“Off the Grid, Sustainable Habitat 2020”: le bioarchitetture progettate dalla Philips per le megalopoli cinesi

Il 2020 non è poi così lontano e Philips, dopo gli elettro-tatuaggi e gli accessori sensibili e le sue  lumalive,   ha pensato ad un nuovo progetto, stavolta destinano alle abitazioni del futuro, basato sullo sviluppo di un’edilizia sostenibile.

Le nuove bioarchitetture progettate dalla Philips si chiamano “Off the Grid, Sustainable Habitat 2020” e sono destinate alle megalopoli cinesi del 2020, anche se si spera che possano diffondersi oltre i confini del mondo asiatico.
PHILIPS 1Gli esterni delle abitazioni sono caratterizzate da “pelli” funzionali e reattive, in grado di interagire con l’ambiente in continuo movimento, possono catturare l’acqua piovana (riciclata per uso domestico e filtrata per bere), intrappolare la luce solare (per l’elettricità e l’energia solare), sfruttare i venti (per il raffreddamento ad aria) e canalizzare la luce del giorno (per l’illuminazione). Ogni palazzo dispone di una pelle particolare, reagendo e interagendo con l’ambiente, proprio come un essere vivente. I materiali necessari per la costruzione sono percepiti come “vivi”, reagendo attivamente alle condizioni ambientali esterne.
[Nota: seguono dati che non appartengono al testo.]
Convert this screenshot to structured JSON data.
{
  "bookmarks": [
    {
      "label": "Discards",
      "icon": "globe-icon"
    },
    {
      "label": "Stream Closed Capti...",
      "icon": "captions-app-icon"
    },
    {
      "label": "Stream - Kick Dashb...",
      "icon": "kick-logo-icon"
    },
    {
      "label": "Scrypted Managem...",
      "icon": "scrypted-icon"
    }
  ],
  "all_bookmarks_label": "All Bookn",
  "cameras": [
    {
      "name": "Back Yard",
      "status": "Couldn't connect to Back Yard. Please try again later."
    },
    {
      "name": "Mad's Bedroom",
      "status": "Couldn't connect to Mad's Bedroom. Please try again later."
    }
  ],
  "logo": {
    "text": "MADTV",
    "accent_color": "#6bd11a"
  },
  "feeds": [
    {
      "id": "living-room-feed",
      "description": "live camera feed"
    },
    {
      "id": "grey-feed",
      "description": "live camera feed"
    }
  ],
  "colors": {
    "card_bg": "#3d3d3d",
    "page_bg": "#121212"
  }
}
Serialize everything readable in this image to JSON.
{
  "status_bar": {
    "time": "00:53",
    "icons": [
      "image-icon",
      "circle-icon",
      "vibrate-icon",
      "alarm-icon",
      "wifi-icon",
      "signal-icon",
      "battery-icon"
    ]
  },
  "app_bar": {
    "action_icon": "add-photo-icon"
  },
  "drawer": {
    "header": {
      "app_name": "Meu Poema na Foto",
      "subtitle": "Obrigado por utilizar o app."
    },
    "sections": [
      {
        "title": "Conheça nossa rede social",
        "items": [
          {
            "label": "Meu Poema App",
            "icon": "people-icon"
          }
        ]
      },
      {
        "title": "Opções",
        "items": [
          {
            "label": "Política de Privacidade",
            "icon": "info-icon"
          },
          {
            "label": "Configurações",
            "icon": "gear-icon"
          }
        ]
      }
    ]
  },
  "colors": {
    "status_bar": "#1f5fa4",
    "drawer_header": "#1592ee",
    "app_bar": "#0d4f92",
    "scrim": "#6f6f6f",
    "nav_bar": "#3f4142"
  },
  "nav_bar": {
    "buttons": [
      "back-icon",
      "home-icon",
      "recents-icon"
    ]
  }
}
La struttura esterna, che si presenta leggera alla vista, oltre che perfettamente integrata con l’ambiente circostante, presenta dei particolari “fiori”, nucleo portante del funzionamento bio-mimetico dell’edificio.

I fiori sbocciano, o meglio, vengono aperti, se si vuol illuminare l’appartamento, rendendolo completamente trasparente, con una notevole riduzione dell’utilizzo della luce artificiale e migliorando il benessere psico-fisico delle persone. Essi fungono da incanalatori d’aria e vento dato che l’aria, passando attraverso queste “membrane” arriverà filtrata nell’edificio, privata degli agenti allergici o tossici, e potendo persino essere raffreddata naturalmente attraverso sistemi di canalizzazione durante i periodi estivi. Questa “pelle attiva” dell’edificio recupera l’acqua d’inverno, raccogliendo l’acqua piovana, e d’estate, con l’umidità presente nell’aria condensata nella facciata e, attraverso un processo di purificazione, viene riciclata per usi interni a circuito chiuso, ottimizzando il consumo di acqua fresca. Infine, i rifiuti organici sono trasformati in energia con lo sfruttamento dei biogas, che vengono utilizzati per riscaldare l’appartamento e per produrre acqua calda per il lavaggio.